Complications can include:
Complications of a hypophysectomy may include nosebleeds.
- nose bleeds
- internal cranial hemorrhage
- leaking of the cerebrospinal fluid
Cerebrospinal fluid (CSF) is a clear fluid which surrounds the brain and spinal cord. Leakage may require a lumbar drain in the lower back to seal the leak and prevent infection. This procedure may take 2-3 days.
Other serious complications include:
- Diabetes insipidus: This occurs when the hormone that regulates water balance (vasopressin) is affected. It causes thirst and excessive amounts of urine. If it does not settle down after a few days, doctors will prescribe hormone replacement therapy.
- Hypopituitarism: This is when the pituitary gland does not produce hormones in the right way. Pituitary gland function that has been damaged by a tumor can become worse after surgery. In his case, doctors will also prescribe hormone replacement therapy.

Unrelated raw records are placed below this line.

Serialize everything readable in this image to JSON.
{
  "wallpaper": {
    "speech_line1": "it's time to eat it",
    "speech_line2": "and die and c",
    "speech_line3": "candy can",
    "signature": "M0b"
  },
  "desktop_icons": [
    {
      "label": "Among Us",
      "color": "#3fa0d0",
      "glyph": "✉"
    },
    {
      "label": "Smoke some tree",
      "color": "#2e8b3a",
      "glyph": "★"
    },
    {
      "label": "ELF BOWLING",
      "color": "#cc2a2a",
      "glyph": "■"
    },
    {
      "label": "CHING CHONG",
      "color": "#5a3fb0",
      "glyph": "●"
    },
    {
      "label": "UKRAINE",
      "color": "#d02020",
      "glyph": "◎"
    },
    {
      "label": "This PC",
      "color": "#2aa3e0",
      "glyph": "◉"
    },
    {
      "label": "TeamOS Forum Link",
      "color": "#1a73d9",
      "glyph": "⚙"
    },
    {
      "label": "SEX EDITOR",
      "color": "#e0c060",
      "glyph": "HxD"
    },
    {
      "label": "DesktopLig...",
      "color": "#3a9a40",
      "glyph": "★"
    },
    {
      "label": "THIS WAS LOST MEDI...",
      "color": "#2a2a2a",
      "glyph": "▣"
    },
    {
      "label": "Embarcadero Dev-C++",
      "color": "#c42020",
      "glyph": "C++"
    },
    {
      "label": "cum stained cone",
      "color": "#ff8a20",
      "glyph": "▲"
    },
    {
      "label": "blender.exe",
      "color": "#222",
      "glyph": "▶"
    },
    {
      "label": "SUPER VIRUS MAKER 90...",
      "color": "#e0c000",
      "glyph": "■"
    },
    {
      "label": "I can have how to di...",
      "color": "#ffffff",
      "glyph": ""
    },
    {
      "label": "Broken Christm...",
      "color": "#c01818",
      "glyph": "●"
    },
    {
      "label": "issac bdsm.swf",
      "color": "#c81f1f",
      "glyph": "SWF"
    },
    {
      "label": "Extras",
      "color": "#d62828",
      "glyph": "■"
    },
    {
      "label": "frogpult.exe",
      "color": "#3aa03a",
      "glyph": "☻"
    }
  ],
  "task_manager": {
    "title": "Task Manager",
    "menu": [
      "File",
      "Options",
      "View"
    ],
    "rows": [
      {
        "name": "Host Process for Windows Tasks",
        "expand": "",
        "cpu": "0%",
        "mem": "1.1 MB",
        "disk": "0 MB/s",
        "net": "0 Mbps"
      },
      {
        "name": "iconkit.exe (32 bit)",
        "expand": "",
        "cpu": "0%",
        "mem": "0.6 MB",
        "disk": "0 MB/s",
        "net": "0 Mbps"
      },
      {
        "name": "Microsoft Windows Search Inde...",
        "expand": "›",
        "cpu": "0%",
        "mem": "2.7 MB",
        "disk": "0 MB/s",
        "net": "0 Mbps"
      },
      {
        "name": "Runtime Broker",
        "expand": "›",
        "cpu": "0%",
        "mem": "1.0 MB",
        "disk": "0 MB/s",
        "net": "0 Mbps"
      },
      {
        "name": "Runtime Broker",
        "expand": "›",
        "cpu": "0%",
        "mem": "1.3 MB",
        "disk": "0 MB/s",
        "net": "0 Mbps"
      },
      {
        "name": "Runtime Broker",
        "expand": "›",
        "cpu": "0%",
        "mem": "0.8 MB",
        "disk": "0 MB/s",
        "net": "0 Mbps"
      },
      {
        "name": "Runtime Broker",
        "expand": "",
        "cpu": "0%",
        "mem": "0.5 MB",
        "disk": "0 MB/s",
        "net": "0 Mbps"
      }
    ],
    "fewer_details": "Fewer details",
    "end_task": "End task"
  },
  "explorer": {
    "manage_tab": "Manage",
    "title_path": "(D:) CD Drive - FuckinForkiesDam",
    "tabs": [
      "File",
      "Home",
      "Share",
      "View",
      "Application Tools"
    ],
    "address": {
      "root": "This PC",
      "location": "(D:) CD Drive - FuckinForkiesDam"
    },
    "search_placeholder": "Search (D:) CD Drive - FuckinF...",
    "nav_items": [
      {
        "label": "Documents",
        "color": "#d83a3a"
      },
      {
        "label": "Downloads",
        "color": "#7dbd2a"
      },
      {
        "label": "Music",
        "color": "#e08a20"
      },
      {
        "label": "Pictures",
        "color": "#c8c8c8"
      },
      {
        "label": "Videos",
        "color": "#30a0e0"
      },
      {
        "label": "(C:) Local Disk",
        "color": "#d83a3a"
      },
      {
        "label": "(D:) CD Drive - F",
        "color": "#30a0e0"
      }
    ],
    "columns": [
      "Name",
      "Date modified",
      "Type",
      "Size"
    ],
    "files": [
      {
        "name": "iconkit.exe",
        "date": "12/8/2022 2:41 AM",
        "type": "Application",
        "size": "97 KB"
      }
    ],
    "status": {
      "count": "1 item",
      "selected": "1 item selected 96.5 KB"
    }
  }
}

Sometimes it is not possible to remove all or enough of the tumor and symptoms may be the same as they were before surgery.
Other serious but rare complications may include:
- Injury to the carotid arteries: These are on either side of the pituitary gland and supply blood to the brain. Damage during surgery may lead to stroke or even death, but this happens to fewer than 1 in 100 people who have this surgery.
- Worsening of vision: Occasionally another operation will be needed to remove a small blood clot causing pressure on the optical nerves.
Typically, removal of the pituitary gland is a way of dealing with tumors that do not respond to other treatments.
Alternative non-invasive treatment options include:
- Medication: An endocrinologist may treat some pituitary tumors with medication. However, most tumors do not respond well to this type of treatment.
- Radiotherapy: X-ray treatment can control the growth of some tumors.
- Gamma knife surgery: This involves directing radiation beams at the tumor. It is effective with some small tumors.
The aim of the surgery is to remove the tumor and to try and preserve at least part of the gland. A hypophysectomy is seldom the first course of action.